I’ve been writing since I was eight, despite being told that I shouldn’t. Writing revealed too much. This is why I tell my students they should never be afraid to put the truth on the page. I’m a community college English professor, who alternately loves and despairs of her students. I’ve written lots of different things—newspaper columns, academic stuff, poems (including two chapbooks and a forthcoming full-length collection) and a couple of mystery novels, one of which will be published this spring by Barking Rain Press.
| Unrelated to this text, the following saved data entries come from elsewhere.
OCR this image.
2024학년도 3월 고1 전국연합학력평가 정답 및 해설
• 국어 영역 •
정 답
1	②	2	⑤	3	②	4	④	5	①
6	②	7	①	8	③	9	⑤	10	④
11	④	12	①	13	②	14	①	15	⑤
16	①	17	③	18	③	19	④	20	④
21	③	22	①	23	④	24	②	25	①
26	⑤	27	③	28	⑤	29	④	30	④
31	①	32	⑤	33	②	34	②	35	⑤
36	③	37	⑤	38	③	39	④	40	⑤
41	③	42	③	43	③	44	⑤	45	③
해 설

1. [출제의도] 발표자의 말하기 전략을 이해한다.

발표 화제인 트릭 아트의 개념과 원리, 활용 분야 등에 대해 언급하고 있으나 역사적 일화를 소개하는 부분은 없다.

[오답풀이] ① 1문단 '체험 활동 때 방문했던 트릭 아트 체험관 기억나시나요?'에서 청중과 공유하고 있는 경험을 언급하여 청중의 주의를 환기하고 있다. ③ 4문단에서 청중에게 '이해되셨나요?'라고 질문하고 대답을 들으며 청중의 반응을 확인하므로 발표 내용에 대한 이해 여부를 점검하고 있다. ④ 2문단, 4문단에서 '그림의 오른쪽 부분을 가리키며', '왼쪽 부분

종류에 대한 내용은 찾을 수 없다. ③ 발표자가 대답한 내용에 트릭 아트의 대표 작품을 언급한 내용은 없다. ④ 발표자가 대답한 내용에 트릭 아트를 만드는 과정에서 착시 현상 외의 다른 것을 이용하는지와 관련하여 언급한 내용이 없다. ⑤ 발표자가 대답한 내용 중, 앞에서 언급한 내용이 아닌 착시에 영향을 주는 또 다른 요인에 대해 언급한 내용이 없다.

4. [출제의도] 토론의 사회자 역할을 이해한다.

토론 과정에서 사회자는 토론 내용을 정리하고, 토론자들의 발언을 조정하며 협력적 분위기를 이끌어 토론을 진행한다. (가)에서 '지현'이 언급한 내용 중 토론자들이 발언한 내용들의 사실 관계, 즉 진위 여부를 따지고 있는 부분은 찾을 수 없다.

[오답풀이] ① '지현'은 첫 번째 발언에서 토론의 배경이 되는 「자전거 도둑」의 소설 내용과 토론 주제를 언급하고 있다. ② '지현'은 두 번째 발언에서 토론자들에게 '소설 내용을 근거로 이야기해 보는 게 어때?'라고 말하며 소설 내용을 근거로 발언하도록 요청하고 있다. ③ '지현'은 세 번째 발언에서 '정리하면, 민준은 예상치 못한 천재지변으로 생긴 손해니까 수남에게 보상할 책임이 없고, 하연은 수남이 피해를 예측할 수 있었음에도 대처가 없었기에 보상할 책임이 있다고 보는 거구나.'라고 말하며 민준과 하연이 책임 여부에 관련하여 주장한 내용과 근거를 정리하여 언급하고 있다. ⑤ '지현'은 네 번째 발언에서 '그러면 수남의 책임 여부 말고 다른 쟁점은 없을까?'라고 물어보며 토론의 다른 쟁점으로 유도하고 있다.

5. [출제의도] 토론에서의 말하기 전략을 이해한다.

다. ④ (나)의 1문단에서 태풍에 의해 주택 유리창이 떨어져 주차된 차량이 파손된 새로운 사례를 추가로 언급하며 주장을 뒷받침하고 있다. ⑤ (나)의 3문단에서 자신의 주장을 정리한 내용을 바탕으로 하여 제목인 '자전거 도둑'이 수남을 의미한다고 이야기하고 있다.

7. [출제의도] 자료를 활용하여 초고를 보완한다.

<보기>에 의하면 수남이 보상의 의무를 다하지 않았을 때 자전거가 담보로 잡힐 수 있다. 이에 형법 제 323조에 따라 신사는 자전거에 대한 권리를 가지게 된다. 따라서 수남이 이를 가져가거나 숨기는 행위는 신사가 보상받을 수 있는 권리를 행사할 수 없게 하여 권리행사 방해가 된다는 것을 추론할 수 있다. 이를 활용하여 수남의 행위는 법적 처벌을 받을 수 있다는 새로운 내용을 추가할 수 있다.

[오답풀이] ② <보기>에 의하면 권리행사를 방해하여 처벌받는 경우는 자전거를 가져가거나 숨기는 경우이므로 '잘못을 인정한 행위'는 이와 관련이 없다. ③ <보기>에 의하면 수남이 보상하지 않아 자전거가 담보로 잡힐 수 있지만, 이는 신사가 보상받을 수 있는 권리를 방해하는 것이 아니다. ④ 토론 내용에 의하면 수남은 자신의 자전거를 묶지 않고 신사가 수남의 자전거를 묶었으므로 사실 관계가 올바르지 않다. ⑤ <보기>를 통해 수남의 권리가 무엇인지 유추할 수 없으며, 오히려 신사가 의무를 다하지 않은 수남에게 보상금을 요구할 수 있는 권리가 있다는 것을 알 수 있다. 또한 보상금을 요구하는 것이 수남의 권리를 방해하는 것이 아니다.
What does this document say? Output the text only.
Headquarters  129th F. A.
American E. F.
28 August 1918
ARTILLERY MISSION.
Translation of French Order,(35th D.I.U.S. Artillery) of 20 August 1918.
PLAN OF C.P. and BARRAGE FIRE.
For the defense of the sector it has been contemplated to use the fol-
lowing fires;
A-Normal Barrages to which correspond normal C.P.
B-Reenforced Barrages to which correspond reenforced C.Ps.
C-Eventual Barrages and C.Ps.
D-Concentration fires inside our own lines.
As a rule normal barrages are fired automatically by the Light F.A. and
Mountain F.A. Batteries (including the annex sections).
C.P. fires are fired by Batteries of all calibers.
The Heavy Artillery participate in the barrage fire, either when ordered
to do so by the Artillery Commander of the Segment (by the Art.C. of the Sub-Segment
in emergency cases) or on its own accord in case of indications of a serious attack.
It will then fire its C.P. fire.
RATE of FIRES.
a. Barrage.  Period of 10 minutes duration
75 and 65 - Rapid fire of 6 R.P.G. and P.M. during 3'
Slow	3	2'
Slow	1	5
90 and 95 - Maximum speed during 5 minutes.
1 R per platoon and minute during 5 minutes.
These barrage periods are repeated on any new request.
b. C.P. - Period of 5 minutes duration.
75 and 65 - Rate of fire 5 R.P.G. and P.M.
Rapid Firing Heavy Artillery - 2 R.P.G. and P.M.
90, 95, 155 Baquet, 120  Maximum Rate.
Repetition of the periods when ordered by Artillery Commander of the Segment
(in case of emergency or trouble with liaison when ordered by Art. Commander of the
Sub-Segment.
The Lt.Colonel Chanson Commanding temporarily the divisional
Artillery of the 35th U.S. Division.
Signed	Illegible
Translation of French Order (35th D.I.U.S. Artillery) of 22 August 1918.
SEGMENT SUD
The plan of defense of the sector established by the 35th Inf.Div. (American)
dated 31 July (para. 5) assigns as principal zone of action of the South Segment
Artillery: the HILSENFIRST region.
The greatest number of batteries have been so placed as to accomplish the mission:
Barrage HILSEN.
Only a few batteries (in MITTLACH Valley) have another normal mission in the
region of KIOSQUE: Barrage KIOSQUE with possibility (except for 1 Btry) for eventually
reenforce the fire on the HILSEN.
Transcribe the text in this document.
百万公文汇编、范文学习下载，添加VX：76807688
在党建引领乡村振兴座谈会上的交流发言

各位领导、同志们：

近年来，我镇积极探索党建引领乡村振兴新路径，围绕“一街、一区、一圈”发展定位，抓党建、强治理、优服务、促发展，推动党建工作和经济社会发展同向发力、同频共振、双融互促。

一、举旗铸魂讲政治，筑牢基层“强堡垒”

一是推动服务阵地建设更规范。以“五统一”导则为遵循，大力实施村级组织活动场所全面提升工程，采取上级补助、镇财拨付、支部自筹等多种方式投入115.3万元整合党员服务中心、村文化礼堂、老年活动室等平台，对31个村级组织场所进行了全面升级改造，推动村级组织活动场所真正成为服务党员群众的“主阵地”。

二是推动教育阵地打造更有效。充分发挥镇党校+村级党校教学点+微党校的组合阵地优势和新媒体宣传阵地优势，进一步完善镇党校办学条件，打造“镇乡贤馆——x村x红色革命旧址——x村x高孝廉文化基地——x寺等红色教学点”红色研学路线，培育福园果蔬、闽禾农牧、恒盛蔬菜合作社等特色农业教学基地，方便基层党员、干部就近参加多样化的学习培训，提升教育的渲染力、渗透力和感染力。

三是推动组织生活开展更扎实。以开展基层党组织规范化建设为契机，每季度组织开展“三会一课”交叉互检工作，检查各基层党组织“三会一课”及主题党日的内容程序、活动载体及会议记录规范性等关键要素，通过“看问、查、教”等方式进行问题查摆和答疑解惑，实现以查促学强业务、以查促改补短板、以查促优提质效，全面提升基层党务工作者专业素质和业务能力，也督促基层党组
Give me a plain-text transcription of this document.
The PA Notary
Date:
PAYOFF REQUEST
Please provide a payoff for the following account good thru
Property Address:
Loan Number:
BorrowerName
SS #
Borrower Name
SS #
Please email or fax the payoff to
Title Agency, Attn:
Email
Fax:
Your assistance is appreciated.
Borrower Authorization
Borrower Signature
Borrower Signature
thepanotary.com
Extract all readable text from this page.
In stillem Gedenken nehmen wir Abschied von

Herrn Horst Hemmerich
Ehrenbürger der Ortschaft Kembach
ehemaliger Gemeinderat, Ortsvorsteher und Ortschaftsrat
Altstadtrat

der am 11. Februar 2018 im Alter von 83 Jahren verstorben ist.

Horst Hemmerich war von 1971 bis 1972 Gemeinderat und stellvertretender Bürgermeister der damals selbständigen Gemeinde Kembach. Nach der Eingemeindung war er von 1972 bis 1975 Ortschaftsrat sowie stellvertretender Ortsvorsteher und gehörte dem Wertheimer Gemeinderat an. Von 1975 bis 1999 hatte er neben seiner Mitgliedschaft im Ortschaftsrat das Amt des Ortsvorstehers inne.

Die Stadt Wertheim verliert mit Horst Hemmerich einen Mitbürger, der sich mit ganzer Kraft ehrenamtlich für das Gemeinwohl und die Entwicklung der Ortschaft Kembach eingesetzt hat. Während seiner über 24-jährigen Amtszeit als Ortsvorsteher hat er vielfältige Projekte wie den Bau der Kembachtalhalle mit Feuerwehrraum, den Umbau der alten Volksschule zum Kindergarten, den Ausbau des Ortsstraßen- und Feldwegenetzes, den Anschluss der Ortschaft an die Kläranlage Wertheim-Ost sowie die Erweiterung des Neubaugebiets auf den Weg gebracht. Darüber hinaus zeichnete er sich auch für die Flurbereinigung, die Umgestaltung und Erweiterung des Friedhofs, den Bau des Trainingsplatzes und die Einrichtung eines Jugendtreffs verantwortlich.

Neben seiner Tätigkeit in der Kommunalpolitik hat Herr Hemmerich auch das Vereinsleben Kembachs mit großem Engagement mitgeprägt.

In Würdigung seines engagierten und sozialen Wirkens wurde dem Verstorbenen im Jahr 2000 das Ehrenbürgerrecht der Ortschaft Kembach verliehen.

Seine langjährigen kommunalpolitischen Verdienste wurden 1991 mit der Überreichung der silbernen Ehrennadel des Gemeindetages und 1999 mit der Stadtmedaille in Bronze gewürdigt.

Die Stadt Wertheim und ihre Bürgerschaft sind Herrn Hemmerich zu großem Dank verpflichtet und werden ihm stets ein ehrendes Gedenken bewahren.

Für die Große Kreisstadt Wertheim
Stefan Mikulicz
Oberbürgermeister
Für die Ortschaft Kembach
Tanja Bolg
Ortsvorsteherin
I have the very great pleasure of serving the town of Norwalk, Connecticut, as its poet laureate. At this very moment, my dog is sniffing through my trash for a draft of something to chew on. My website: www.laurelpeterson.com
THE PROBLEM WITH BEING A MERMAID
is that you are neither this, nor that,
neither fish nor woman,
with no home that feels like home.
What happens to the girl who loves crystal
but is given mud and twigs?
Who wants to raise horses,
play dress-up in the theatre,
live on the African savannah
or in the Colorado high desert
or in Paris above a café,
but is told the price—
her body, the money, the dream—
is too high?
Even well-meaning fathers,
fathers who don’t comment
on their daughter’s mascara, grades,
choice of high school theatre roles,
even those fathers can tangle
their daughter’s feet in seaweed
that tugs her into the drowning,
a world of salty half-breaths and cold dark,
condemning her to watery half-light,
a world only partially lived, seaweed tendrils
snaking her ankles like weighted ropes,
threading her cloud-like hair,
lashing her luminescent white throat.